Fetch the complete documentation index at: https://docs.ixo.world/llms.txt

Use this file to discover all available pages before exploring further.

Turn on LangSmith in one block

LangChain auto-wires tracing when these env vars are present in process.env — the runtime never reads them, only declares them in the base env schema so they show up in qiforge env output.
LANGSMITH_TRACING=true
LANGSMITH_API_KEY=ls-...
LANGSMITH_PROJECT=my-oracle
LANGSMITH_ENDPOINT=https://api.smith.langchain.com   # optional, defaults to LangSmith cloud
Env varRequiredPurpose
LANGSMITH_TRACINGyesSet to true to enable tracing. Anything else (or unset) disables it.
LANGSMITH_API_KEYyesAPI key from your LangSmith workspace.
LANGSMITH_PROJECTyesProject name traces land under.
LANGSMITH_ENDPOINTnoOverride for self-hosted LangSmith. Defaults to LangSmith cloud.
No code changes needed. Set the vars and every LLM call, tool invocation, and middleware hook produces a span in the LangSmith UI. Unset them to turn it off.

What QiForge gives you out of the box

Three signals — that’s the whole surface. Bring your own log aggregator and metrics.
  1. LangSmith traces — env-driven, covered above.
  2. Plugin status eventsapp.onPluginStatusChange(handler).
  3. Plugin-scoped loggerctx.logger (boot) and rtCtx.logger (per-request).

Subscribe to plugin status events

1

Register a handler after createOracleApp returns

app.onPluginStatusChange((event) => {
  Logger.log(
    `[plugin] ${event.plugin} ${event.from}${event.to}` +
      (event.reason ? ` (${event.reason})` : ''),
  );
});
Live example: apps/qiforge-example/src/main.ts.
2

Listen for the matrix plugin transitions specifically

The plugin that reliably emits transitions is matrix — it starts pending at boot and flips to either loaded or failed once Matrix init completes in the background.
app.onPluginStatusChange((event) => {
  if (event.plugin === 'matrix' && event.to === 'loaded') {
    // safe to send messages, mint UCANs, etc.
  }
});
Use this to gate operations on Matrix being up, or to alert when it fails.
The event shape:
{
  plugin: string;
  from: 'pending' | 'loaded' | 'failed';
  to:   'pending' | 'loaded' | 'failed';
  reason?: string;
}

Capture background errors with onError

app.onError((err, source) => {
  Logger.error(`[runtime] ${source}: ${err.message}`);
});
source is a short label like 'matrix-init'. Use this for background failures (Matrix sync errors, key setup failures). Boot-time errors (env validation, manifest validation, dependency cycles) throw from createOracleApp itself — your try/catch around the call sees them.

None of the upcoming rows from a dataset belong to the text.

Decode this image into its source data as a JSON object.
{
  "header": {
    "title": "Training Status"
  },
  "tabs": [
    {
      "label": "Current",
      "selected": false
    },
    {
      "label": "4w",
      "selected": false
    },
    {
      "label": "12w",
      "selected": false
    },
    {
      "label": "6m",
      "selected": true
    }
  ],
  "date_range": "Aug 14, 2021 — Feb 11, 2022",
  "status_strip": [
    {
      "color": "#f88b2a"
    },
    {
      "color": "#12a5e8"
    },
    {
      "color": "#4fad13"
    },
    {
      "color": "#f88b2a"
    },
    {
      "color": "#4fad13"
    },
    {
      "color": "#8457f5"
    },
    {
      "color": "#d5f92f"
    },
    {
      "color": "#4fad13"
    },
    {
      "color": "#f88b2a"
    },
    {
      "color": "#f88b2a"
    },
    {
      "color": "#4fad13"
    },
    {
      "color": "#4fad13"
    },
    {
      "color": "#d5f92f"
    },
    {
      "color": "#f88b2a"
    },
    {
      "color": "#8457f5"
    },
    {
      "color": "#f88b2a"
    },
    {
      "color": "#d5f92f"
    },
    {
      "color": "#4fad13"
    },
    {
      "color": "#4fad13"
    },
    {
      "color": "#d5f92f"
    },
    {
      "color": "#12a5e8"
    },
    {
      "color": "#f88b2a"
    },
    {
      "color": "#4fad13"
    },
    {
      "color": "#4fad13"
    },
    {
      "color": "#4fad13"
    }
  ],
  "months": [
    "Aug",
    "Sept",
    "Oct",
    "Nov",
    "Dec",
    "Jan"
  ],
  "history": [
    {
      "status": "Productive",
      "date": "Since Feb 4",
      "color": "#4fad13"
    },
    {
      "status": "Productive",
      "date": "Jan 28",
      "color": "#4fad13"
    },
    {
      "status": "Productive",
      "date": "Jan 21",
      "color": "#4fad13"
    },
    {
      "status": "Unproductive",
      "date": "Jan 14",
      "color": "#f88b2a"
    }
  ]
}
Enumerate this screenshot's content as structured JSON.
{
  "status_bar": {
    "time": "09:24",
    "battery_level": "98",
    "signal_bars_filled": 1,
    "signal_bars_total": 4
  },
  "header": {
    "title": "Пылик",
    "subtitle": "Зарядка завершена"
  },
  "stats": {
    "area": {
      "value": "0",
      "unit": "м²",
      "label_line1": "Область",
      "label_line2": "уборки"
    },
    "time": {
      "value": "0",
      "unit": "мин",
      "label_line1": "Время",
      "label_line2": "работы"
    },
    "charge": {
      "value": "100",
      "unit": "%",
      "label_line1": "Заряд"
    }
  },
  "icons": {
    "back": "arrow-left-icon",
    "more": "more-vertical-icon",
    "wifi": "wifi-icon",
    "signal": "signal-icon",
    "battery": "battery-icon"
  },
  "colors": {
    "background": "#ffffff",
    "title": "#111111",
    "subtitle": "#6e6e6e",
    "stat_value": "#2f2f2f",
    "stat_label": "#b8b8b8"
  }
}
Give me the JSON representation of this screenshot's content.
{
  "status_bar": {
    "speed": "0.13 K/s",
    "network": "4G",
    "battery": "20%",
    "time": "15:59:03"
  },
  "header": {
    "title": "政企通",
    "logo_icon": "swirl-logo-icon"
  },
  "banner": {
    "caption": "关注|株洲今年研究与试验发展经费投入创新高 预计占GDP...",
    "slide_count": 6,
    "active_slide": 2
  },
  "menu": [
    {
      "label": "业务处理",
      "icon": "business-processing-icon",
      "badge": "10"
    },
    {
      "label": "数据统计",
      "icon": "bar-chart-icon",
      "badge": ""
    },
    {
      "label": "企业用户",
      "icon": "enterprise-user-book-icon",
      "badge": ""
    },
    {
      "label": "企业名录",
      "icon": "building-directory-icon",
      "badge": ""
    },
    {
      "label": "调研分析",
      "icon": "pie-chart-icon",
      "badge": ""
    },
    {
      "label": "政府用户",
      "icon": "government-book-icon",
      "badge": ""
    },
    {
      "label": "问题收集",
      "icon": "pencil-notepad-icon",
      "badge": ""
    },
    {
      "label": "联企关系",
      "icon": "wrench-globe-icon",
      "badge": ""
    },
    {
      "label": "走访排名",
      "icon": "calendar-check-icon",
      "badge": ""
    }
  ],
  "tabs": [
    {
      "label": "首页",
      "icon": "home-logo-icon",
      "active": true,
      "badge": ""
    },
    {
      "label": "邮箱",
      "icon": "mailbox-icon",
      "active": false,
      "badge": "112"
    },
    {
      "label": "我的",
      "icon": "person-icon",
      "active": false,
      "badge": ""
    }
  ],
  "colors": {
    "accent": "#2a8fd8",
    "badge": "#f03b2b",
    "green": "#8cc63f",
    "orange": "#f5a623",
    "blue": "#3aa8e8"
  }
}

Log the boot resolution snapshot

app.plugins.status() returns the loader’s resolution snapshot — log it once at boot so operators see what came up.
const status = app.plugins.status();
Logger.log(`[boot] loaded plugins: ${status.loaded.join(', ') || '(none)'}`);
if (status.excluded.length > 0) {
  Logger.log(
    '[boot] excluded plugins:',
    status.excluded.map((e) => `${e.plugin} (${e.reason})`).join(', '),
  );
}
Shape of the snapshot — defined in packages/oracle-runtime/src/bootstrap/plugin-loader.ts:
{
  loaded: string[];                                  // plugin names that came up
  excluded: Array<{
    plugin: string;
    reason: string;                                  // e.g. "auto-detect precondition not met (COMPOSIO_API_KEY)"
    cause: 'feature_false' | 'auto_detect_missing' | 'cascaded';
  }>;
  softDepGaps: Array<{ plugin: string; missing: string }>;
}

Use the plugin-scoped logger

Every PluginContext and RuntimeContext carries a logger field auto-prefixed with the plugin’s name — see Logger in types.ts.
override getTools(ctx: PluginContext): PluginTool[] {
  ctx.logger.log('Building weather tools');
  // ...
}

handler: async (args, rtCtx: RuntimeContext) => {
  rtCtx.logger.log(`Looking up ${args.city}`);
  // ...
}
The Logger interface:
MethodRequiredPurpose
log(message, ...optional)yesInfo-level output.
error(message, ...optional)yesError-level output.
warn(message, ...optional)yesWarn-level output.
debug(message, ...optional)noDebug-level — implementation-defined.
verbose(message, ...optional)noVerbose-level — implementation-defined.
child(bindings)noReturns a logger with additional context fields. Falls back to the same logger if not implemented.
Use NestJS’s default Logger format in development (pnpm dev shows it nicely); pipe to your aggregator in production. Override the global logger with createOracleApp({ logger }) if you want a custom format — see createOracleApp reference.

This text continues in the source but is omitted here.